Duke Johnson Trade Grades: Who Came out on Top

Getty Cleveland Browns head coach Freddie Kitchens.

The Cleveland Browns granted disgruntled running back Duke Johnson Jr. his wish on Thursday, shipping him to the Houston Texans for a draft pick.

Johnson had requested a trade in the offseason following the Cleveland’s acquisition of former Pro Bowl back Kareem Hunt. He had spent his entire four-year career with the Browns.

The Texans gave up a 2020 fourth round pick for Johnson, which could turn into a third if he plays more than 10 games.

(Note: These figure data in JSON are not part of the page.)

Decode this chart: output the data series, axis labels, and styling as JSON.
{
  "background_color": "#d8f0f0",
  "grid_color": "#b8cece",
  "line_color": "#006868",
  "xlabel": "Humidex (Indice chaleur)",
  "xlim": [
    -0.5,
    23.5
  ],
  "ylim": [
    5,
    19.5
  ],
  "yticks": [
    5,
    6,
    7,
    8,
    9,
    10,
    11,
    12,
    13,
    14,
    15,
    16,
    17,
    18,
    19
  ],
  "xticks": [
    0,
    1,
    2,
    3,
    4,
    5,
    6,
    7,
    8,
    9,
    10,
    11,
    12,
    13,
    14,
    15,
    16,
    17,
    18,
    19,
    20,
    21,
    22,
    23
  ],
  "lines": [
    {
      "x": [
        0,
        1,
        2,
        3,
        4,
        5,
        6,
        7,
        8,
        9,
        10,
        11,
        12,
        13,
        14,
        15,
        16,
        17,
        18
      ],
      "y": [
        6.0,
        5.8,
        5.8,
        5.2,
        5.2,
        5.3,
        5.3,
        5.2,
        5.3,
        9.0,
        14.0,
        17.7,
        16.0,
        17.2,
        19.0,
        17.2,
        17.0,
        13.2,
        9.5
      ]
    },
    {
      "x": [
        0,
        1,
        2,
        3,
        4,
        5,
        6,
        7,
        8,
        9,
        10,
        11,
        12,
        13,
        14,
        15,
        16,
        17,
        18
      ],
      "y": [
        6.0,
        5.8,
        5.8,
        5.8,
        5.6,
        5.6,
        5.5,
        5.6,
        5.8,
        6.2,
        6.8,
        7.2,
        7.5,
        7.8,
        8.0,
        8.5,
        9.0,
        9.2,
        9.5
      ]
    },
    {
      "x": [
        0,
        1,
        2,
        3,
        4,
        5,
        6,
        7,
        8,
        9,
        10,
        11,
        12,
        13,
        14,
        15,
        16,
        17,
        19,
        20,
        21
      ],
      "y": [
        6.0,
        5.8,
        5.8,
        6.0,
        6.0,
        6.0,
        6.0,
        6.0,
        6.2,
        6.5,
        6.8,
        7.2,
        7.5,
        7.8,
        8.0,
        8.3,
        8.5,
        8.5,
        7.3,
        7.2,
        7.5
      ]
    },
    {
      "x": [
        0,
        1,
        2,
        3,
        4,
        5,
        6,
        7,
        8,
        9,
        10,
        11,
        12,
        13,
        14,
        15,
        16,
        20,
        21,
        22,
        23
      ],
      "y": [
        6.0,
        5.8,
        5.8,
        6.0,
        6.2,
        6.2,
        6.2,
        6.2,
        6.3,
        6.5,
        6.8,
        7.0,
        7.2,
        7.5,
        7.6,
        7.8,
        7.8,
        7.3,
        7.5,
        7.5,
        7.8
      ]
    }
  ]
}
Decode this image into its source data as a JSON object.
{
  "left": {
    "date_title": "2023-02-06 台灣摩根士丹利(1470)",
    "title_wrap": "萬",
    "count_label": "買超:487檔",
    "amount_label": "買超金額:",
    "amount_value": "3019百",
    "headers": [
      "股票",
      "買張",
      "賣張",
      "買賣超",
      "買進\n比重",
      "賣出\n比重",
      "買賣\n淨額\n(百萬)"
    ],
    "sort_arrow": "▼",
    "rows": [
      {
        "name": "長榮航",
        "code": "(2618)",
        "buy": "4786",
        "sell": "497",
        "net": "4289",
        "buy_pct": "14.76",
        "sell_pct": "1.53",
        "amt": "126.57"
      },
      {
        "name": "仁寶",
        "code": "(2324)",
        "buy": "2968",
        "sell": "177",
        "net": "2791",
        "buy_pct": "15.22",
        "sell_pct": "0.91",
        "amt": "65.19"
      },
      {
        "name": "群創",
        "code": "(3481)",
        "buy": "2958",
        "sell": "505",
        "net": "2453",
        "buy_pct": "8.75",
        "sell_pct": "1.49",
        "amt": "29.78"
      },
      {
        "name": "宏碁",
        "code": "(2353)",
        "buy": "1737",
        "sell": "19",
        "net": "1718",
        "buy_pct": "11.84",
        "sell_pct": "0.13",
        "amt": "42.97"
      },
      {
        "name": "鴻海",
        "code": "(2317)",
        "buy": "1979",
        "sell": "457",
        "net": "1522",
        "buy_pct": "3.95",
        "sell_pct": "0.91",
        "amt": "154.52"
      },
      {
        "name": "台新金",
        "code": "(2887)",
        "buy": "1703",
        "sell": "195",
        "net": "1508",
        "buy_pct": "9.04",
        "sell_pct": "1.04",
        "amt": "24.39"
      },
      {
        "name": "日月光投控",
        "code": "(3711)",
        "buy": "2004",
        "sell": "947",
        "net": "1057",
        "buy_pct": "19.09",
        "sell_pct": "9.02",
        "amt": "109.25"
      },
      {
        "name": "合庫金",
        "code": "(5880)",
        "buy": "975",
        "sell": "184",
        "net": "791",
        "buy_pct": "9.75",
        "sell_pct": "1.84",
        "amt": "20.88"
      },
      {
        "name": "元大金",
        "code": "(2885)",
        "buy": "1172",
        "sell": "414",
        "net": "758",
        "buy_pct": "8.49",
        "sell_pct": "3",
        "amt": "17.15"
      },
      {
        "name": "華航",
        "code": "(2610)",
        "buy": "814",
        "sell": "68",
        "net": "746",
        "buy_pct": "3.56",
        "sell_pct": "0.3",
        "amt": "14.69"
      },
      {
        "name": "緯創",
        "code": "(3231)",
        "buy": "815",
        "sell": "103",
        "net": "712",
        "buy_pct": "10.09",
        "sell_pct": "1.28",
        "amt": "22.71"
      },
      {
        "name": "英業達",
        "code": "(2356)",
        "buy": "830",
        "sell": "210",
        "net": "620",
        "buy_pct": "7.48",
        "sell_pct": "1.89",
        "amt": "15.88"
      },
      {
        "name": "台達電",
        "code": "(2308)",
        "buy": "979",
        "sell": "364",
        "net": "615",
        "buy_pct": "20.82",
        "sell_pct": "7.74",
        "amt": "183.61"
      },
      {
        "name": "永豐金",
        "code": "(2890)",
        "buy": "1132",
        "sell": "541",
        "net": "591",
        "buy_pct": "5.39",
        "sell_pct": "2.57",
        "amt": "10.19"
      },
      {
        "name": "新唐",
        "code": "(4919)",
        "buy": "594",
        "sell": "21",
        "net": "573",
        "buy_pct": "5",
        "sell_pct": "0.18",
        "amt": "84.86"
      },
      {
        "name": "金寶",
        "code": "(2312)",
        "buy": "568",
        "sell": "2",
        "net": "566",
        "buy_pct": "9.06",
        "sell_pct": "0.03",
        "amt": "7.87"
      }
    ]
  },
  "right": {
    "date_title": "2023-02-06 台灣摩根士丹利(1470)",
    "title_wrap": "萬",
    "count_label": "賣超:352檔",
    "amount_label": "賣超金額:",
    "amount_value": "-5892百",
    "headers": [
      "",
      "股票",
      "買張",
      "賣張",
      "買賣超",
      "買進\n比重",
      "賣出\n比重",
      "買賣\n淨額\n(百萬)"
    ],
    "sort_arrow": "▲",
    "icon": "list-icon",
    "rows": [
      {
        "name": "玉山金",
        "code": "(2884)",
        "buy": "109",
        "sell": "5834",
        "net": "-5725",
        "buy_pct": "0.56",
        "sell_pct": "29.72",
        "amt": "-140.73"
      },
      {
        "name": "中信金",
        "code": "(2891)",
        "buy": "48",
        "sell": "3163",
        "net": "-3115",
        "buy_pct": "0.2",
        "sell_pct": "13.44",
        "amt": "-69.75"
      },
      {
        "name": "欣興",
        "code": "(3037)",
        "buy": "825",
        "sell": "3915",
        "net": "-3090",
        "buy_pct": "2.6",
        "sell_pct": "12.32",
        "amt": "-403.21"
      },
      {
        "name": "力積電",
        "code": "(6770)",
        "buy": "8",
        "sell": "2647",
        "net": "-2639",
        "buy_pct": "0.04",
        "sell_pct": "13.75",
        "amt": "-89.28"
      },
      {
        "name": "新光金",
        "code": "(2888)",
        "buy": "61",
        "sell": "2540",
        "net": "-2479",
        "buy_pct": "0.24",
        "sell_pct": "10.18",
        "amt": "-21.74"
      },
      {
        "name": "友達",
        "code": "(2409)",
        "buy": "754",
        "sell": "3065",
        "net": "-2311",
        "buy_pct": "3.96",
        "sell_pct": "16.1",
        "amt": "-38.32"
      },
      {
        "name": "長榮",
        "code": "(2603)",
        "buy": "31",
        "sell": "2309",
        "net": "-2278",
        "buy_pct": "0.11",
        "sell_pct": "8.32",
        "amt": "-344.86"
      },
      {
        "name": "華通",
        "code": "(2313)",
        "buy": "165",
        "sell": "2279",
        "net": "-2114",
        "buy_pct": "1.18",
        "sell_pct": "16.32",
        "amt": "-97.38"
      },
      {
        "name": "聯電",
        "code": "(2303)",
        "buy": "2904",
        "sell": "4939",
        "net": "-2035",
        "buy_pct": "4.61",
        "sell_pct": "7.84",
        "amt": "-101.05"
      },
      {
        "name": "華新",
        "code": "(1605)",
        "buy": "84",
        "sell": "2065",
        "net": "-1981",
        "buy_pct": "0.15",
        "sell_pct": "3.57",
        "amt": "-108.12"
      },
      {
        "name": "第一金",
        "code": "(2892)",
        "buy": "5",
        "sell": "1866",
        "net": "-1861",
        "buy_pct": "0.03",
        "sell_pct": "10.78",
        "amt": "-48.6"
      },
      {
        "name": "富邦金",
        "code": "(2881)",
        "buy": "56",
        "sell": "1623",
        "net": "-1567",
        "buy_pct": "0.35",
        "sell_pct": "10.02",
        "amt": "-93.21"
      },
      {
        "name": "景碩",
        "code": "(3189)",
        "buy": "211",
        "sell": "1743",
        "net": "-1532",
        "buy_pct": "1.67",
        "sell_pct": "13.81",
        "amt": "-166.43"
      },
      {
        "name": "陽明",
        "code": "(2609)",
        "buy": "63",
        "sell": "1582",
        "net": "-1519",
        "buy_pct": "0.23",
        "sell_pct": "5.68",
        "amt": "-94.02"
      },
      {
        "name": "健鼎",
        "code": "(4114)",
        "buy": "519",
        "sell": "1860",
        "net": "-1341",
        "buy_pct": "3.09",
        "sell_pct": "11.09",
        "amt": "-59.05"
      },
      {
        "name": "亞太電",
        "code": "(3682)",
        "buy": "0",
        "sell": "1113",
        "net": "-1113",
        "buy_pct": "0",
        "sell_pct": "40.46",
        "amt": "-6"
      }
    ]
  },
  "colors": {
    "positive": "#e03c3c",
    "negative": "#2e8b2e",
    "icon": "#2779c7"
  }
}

Johnson joined the Browns as a third-round pick in 2015. He appeared in 64 games with 10 starts. He registered 1,286 rushing yards and 2,170 receiving yards on 235 receptions with 13 total touchdowns.

Last season, Johnson had 47 receptions for 429 yards and three touchdowns. He had just 40 carries for 201 yards on the ground. Both his number of carries and catches were career lows.

Despite his trade request, Johnson was a fan-favorite in Cleveland. He played through some tough times in the orange and brown, including an 0-16 campaign in 2017 that was historic for all the wrong reasons. But as they say, the NFL is a business and getting a deal done was the best for all sides involved.

That being said, here are the trade grades for the Texans and Browns.

Cleveland Browns: B+

GettyGeneral Manager John Dorsey of the Cleveland Browns

Both head coach Freddie Kitchens and general manager John Dorsey had vehemently defended that Johnson was going to be a member of the Cleveland Browns this season. However, the Houston’s price was right, leading to the trade.

It was the right move and probably overdue, considering some of the drama that has stemmed from the request.

A fourth-round pick would have been great, but the bonus for the Browns is that it’s likely to turn into a third round pick, as Johnson has not missed a game in his four-year career. He’s been dealing with what was being called a “nagging” hamstring at training camp, but we’ll see if the move to Texas helps with the healing process.

That’s huge for a guy who was a third down back — albeit a pretty good one.

It was the highest return for a running back since 2013, when the Browns fleeced the Colts for a first-round pick in exchange for Trent Richardson.

  • 2019: Eagles trade a sixth-round pick for Chicago’s Jordan Howard
  • 2018: Browns get a fifth-round pick from Jacksonville in return for Carlos Hyde
  • 2017: Oakland gets Marshawn Lynch from Seattle for a sixth-round pick
  • 2016: Tennessee trades a sixth-round pick for Eagles back DeMarco Murray
  • 2015: Bills acquire LeSean McCoy for linebacker Kiko Alonso
  • 2014: Eagles trade for Saints’ RB Darren Sproles in exchange for a fifth-round pick
  • 2013: Browns send Trent Richardson to Colts for first-round pick

The only reason this trade is not in the “A” territory is because the Browns don’t have a strong option as a backup to Nick Chubb for the first half of the season. Second-year back Dontrell Hilliard is expected to assume the role until Kareem Hunt returns from an eight-game ban.

Hilliard was picked up by the Browns as an undrafted free agent last offseason out of Tulane and spent the first month of the season on the practice squad. After being elevated to the active roster, he appeared in 11 game but did not receive a carry. However, he did catch nine balls for 105 yards and could be in the mix to return kicks.

Houston Texans: C-

Texans Head coach Bill O’Brien

As stated above, the Texans gave up quite a bit for a guy that will backup Lamar Miller. However, the team needed a reliable option after waiving running back D’Onta Foreman earlier in the week. Head coach Bill O’Brien called the battle for the backup spot “wide open.”

Johnson can be a fit, with his pass-catching ability out of the backfield being a major boon.

The Texans are in a curious situation of having no general manager in place for the season. Rapoport said it was O’Brien that negotiated the deal.

There’s also the fact that Johnson carries a fairly hefty price tag. The running back signed a lucrative three-year, $15.6 million extension last offseason.

His contract value is the 13th highest among running backs, according to Over the Cap, just behind Panthers running back Christian McCaffery.